The first positional argument selects the job backend. All other keyword arguments are backend-specific configuration forwarded to that backend's constructor.

Ray job backend choices:

  • "ray": registry/controller-backed Ray job backend for shared clusters, dedupe, and reattach across client restarts. Requires idempotency_scope.
  • "ray-simple": direct Ray task-based job backend for local or single-driver workflows.
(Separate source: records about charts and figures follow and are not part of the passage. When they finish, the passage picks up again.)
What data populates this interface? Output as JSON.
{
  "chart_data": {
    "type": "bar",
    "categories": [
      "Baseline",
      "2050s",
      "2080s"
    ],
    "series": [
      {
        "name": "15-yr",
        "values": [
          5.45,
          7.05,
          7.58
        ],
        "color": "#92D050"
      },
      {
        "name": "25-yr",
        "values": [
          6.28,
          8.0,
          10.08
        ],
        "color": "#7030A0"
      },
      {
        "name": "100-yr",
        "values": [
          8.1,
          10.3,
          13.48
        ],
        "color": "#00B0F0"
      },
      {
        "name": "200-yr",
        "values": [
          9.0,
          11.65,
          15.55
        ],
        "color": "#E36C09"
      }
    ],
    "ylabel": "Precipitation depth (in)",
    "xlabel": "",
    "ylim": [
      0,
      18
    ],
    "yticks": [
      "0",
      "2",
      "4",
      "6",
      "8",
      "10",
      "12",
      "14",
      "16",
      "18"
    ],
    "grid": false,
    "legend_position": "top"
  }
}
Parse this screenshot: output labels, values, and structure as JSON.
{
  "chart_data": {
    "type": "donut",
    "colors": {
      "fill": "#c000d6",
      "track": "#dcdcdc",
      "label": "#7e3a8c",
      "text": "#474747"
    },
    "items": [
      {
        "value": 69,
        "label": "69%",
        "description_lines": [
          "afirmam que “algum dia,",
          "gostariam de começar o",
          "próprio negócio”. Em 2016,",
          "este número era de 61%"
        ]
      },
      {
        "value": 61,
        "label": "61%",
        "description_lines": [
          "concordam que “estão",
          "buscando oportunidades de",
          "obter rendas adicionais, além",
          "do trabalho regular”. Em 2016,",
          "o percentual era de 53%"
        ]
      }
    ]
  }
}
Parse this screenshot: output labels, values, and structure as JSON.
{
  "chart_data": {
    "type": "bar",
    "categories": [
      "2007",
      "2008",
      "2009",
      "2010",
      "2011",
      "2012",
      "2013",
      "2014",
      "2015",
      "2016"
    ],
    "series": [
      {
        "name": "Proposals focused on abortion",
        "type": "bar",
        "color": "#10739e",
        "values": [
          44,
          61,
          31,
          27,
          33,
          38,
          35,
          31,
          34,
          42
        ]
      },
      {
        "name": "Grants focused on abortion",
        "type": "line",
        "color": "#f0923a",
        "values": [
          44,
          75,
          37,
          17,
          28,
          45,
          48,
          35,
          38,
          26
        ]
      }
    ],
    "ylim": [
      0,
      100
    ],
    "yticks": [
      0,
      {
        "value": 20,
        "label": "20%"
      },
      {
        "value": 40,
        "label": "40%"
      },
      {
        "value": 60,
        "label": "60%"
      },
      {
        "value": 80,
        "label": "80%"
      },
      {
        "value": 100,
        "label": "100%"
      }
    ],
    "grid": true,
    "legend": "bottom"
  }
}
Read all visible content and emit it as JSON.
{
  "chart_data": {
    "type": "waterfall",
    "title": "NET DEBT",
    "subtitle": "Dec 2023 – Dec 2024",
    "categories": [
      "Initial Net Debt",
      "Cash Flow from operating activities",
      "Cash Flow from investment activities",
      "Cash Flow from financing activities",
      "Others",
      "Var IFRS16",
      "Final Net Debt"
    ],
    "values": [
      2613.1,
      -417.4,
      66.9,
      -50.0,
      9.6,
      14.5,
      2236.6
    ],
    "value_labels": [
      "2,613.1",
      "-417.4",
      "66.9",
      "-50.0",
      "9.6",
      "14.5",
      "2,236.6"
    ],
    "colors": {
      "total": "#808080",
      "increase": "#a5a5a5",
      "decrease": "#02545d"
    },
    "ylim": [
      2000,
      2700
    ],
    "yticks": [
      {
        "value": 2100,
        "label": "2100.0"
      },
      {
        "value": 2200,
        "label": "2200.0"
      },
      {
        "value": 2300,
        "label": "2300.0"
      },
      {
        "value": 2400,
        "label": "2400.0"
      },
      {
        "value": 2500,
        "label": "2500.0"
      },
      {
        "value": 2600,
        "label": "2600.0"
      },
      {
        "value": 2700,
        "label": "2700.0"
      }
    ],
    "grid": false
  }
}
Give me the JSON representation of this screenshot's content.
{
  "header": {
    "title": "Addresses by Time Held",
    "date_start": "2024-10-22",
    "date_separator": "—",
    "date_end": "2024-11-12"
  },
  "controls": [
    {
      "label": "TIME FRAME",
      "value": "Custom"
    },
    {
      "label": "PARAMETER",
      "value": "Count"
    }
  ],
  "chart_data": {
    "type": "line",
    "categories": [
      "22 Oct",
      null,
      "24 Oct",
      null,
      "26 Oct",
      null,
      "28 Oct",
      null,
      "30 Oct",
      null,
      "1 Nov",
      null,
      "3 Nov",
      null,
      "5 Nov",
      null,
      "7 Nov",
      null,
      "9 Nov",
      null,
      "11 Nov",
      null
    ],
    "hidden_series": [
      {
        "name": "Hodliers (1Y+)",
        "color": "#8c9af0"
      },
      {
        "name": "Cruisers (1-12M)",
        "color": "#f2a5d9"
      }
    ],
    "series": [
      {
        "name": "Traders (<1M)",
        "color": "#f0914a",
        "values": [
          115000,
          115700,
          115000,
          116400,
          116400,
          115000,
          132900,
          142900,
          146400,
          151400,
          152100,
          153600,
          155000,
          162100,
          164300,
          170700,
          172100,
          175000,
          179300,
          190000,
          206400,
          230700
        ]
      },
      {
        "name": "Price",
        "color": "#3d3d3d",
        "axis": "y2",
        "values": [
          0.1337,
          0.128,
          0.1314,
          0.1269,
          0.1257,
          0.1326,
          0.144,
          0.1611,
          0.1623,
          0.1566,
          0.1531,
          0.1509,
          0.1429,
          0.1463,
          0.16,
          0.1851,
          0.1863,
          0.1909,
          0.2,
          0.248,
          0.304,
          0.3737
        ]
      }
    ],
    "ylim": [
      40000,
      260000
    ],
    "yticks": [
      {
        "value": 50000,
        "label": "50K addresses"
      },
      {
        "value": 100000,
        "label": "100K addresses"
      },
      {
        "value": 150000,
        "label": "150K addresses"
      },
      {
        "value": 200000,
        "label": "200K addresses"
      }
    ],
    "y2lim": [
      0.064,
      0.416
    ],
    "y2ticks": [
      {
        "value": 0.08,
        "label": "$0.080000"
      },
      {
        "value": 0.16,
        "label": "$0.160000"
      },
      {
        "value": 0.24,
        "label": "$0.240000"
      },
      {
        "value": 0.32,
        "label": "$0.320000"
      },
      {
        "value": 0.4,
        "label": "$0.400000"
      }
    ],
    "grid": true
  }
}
It does not use a registry and does not take idempotency_scope.

Examples

Local development with reattachable jobs

configure_job_backend(
    "ray",
    address="local",
    idempotency_scope="local-dev",
    analytics_store={"backend": "parquet", "uri": "./analytics_store"},
)

Local development with the simple Ray job backend

configure_job_backend(
    "ray-simple",
    address="local",
    analytics_store={"backend": "parquet", "uri": "./analytics_store"},
)

Shared Ray cluster with object storage

configure_job_backend(
    "ray",
    address="ray://cluster-head:10001",
    idempotency_scope="team-a-prod-evals",
    runtime_env={
        "working_dir": ".",
        "env_vars": {"AWS_REGION": "us-east-1"},
    },
    analytics_store={
        "backend": "parquet",
        "uri": "s3://team-checkmaite/analytics-store",
        "storage_options": {"anon": False},
    },
)

Shared status + reattach configuration

configure_job_backend(
    "ray",
    address="ray://cluster-head:10001",
    analytics_store={"backend": "parquet", "uri": "s3://team-checkmaite/analytics-store"},
    idempotency_scope="team-a-notebooks",
    # Optional: omit registry_actor_name to use a stable scope-derived default.
    # Pass an explicit name only when clients should intentionally share one registry actor.
    registry_namespace="checkmaite_jobs",
    controller_retention_s=3600,
    max_retained_terminal_controllers=1000,
)

For detailed Ray runtime behavior, see Ray job backend and Ray simple job backend. For worker image and cluster environment guidance, see Worker environments. For store semantics and URI resolution details, see Distributed analytics store.